Courtesy of the Pennsylvania Academy of the Fine Arts
Vital StatisticsOil on canvas, 24 x 30 inches (presumed)
Location unknown. It is presumed lost.
CommentaryThis work is known only by a poor quality black-and-white photograph printed on thin paper found in the William Trego reference file in the library of the Pennsylvania Academy of the Fine Arts in Philadelphia. It is one of four such photographs in the file, but none provides identification, date, or other information. However, as the other three paintings are known, it is possible to approximate the date of this untitled work.
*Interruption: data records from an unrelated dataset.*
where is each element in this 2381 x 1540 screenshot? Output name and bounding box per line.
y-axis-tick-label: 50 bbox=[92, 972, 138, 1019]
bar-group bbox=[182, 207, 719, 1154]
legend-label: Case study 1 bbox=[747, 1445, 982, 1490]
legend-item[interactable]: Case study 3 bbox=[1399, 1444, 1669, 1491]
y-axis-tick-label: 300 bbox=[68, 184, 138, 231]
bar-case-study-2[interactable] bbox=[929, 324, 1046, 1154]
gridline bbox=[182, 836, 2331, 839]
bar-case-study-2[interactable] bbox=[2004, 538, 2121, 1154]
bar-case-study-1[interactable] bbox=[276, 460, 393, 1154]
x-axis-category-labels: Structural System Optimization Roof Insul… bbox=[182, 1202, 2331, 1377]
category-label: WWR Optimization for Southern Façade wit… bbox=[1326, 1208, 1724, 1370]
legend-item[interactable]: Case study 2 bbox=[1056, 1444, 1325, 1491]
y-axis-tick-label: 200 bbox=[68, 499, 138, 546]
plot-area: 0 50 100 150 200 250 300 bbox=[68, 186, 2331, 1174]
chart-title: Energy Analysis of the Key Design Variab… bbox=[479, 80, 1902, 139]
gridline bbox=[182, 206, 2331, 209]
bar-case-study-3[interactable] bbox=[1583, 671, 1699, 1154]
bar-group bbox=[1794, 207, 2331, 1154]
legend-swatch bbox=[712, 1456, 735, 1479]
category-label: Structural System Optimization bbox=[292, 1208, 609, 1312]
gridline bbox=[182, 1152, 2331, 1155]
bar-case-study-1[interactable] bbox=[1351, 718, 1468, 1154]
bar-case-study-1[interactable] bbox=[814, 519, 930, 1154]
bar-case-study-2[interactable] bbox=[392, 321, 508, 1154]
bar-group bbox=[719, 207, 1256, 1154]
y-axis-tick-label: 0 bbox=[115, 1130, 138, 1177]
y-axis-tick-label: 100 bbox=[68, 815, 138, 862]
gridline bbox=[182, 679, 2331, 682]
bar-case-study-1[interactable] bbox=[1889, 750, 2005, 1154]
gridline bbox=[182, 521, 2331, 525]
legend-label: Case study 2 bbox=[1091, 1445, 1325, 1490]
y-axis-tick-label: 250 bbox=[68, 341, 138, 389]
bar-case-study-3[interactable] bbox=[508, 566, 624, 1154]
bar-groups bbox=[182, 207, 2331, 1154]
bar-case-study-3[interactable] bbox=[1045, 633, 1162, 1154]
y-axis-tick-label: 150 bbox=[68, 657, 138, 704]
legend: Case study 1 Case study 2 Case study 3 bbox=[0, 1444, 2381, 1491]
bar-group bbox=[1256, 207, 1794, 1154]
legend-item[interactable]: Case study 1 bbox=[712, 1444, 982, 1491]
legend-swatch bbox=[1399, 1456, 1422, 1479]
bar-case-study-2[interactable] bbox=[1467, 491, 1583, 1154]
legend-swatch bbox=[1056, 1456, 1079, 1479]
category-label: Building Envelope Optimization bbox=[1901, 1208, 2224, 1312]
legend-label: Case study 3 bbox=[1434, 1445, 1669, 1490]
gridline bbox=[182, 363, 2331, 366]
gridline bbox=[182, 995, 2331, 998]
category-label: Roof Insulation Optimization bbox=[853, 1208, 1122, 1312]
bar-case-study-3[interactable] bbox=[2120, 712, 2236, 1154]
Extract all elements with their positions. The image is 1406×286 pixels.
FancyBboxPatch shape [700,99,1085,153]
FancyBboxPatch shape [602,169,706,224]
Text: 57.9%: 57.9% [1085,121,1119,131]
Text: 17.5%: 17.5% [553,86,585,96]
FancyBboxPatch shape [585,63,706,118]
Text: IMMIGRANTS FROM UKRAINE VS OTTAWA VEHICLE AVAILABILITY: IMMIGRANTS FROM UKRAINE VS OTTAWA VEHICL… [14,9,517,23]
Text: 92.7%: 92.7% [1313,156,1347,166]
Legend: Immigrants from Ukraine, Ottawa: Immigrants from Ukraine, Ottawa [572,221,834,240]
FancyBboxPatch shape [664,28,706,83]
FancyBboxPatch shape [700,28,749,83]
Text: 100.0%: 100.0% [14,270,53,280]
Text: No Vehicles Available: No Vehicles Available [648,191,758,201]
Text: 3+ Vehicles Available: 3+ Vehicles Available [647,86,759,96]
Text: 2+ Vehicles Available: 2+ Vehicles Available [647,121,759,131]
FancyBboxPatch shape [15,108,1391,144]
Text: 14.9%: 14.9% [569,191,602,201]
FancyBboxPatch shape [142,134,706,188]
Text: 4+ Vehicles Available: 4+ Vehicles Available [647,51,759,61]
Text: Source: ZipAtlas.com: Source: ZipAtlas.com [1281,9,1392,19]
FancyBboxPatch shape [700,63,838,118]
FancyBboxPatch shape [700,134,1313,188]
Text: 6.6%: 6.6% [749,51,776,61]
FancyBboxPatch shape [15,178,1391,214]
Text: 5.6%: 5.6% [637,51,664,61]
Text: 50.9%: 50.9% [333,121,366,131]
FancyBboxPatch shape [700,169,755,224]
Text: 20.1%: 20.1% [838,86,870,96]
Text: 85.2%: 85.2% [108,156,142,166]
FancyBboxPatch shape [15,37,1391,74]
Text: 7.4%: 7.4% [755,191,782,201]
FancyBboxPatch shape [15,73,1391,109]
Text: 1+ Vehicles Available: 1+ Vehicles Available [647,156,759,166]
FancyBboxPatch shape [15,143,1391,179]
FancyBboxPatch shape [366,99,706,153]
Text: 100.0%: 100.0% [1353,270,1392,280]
All four paintings appear to have been photographed on the easel in Trego’s studio, and the dimensions of this work have been calculated from that fact. These photographs may have been among the group of photographs sent by Trego to Harrison Morris at PAFA in September 1900 when Morris was attempting to help Trego get a job as an illustrator.
The cavalryman holds a letter in his hand. Whatever bad news he has received, his horse seems to understand and sympathize. It is a striking example of Trego’s tendency to use animals, especially horses, to express sentiments important to the understanding of the content of his paintings. In this case he comes close to Victorian sentimentalism. There exist two charcoal sketches with very similar themes, the Cavalryman, at the Mercer Museum and the Melancholy Soldier with Letter, in a private collection, which may be related in some way to this lost painting, though neither of those works includes a horse. These three works are in striking contrast to the vigorous activity Trego usually painted when portraying military subjects.